In Anderson's "The Master Key," when a human being speaks of "God" but does not serve him, the Cainites deduce that human beings are domesticated animals that have gone wild and therefore should be killed.

Thus, these are three thought experiments about misunderstanding and conflict.

A Case Of Conscience is part of Blish's Haertel Scholium and Volume III of his After Such Knowledge Trilogy.

"The Streets of Ashkelon" is a one-off story that could fit into many futuristic, interstellar scenarios, e.g., it could be adapted for Star Trek, and Paul Cook said that it gives credence to the Prime Directive.

"The Master Key" is part of the Nicholas van Rijn series which is part of the Technic History which is one of Poul Anderson's several future history series.

Conceptual Changes In Fiction II

See Conceptual Changes In Fiction.

In a possible update/revision/adaptation of Poul Anderson's Psychotechnic History, these features would be retained:

World War III;
recovery;
UN world government;
UN-men;
food and other resources from the sea;
resources from space;
urbanization;
aircars;
colonization of the Moon, Mars, the asteroids and the outer Solar System;
a science of humanity covering both physiology and individual and social psychology;
automation;
technological unemployment;
economic abundance;
the "protean enemy";
the Psychotechnic Institute advising the government;
Planetary Engineers;
the launching of a generation ship.

The series would lose:

The Psychotechnic League as a title (Volume I should be The Psychotechnic Institute);
the colonization of Venus;
a predictive science of society;
psychotechnicians falsifying data;
the Humanist Revolution;
social fragmentation leading to the Second Dark Ages;
FTL.

This is just a blueprint. I think that there is enough in this future history without the additional and questionable premises of a predictive social science and FTL. I might discuss the idea further although no way am I up to writing any fanfic.

Bird Of Prey On Cain

"The Master Key."

"'Far, far overhead a bird of prey (scroll down) would wheel, then suddenly stoop - in the thick air I could hear the whistle through its wing feathers - and vanish into the treetops down in the valley. Those leaves had a million different shades of color, like an endless autumn.'" (p. 289)
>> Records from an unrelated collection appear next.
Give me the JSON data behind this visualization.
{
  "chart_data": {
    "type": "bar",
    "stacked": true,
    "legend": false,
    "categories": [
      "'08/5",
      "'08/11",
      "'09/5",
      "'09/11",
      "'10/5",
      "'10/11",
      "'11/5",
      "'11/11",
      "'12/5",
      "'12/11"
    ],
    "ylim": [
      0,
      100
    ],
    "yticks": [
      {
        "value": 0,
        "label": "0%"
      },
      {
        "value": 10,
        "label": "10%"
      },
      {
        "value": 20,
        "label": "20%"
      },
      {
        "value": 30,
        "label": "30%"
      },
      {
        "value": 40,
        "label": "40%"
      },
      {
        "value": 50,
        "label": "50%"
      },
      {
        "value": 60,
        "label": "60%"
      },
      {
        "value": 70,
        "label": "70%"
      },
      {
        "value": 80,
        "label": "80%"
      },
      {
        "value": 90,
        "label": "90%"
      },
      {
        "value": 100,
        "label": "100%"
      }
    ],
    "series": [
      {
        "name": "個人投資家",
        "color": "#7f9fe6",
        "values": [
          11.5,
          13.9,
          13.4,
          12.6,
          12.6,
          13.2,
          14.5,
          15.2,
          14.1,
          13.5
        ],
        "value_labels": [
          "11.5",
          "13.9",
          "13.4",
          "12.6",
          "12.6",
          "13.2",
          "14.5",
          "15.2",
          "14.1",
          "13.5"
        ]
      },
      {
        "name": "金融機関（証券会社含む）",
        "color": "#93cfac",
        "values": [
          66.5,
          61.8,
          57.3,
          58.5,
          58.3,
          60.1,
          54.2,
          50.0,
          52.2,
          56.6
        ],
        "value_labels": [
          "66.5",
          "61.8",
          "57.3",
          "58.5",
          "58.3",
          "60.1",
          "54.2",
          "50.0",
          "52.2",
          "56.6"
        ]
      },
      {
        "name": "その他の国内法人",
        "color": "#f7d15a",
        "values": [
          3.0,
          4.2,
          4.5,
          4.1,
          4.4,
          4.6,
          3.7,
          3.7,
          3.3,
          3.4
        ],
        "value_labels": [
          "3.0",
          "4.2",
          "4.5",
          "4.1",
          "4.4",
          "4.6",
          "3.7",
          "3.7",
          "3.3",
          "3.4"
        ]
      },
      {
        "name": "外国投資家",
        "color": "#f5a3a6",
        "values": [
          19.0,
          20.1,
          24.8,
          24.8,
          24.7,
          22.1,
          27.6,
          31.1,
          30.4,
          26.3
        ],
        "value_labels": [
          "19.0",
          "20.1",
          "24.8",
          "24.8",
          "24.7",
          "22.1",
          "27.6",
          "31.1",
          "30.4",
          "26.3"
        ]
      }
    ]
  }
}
This passage contributes to our Andersonian birds of prey theme. Often, the author or narrator points out that flying organisms on other planets are not really birds. The autumnal leaves present another colorful detail.

Our changeable weather is currently summery so I expect another long walk today.

Thursday, 26 March 2020

Conceptual Changes In Fiction

In sf, and maybe in reality, time dilation can enable astronauts to return to Earth millennia after they left it. So far, this is like the equivalent of the Time Traveler's outward journey except that he remained on the Earth's surface and, of course, was able to return to the nineteenth century. Temporal stasis and suspended animation are another two sf one-way trips to the future. Poul Anderson covered time dilation, temporal stasis and time travel. Anderson's works have not yet been adapted into other media. When this happens, stories can be revised in interesting ways. Thus:

In Pierre Boulle's La Planete de Singes, space travel with time dilation got astronauts to an extra-solar "planet of the apes," then returned them to Earth which had meanwhile become another "planet of the apes";

in the first film, time dilation got the astronauts to what they thought was an extra-solar "planet of the apes" but turned out to be the future Earth;

since Earth was destroyed at the end of the second film, time travel got some apes to twentieth-century Earth in the third film;

the fourth and fifth films were about the transformation of Earth into the "planet of the apes";

the recent film trilogy dispenses with space travel, time dilation and time travel and proceeds directly to the theme of the fourth and fifth films above.

That is an interesting conceptual sequence and raises the question of what might happen to Poul Anderson's works if they were adapted in similar ways.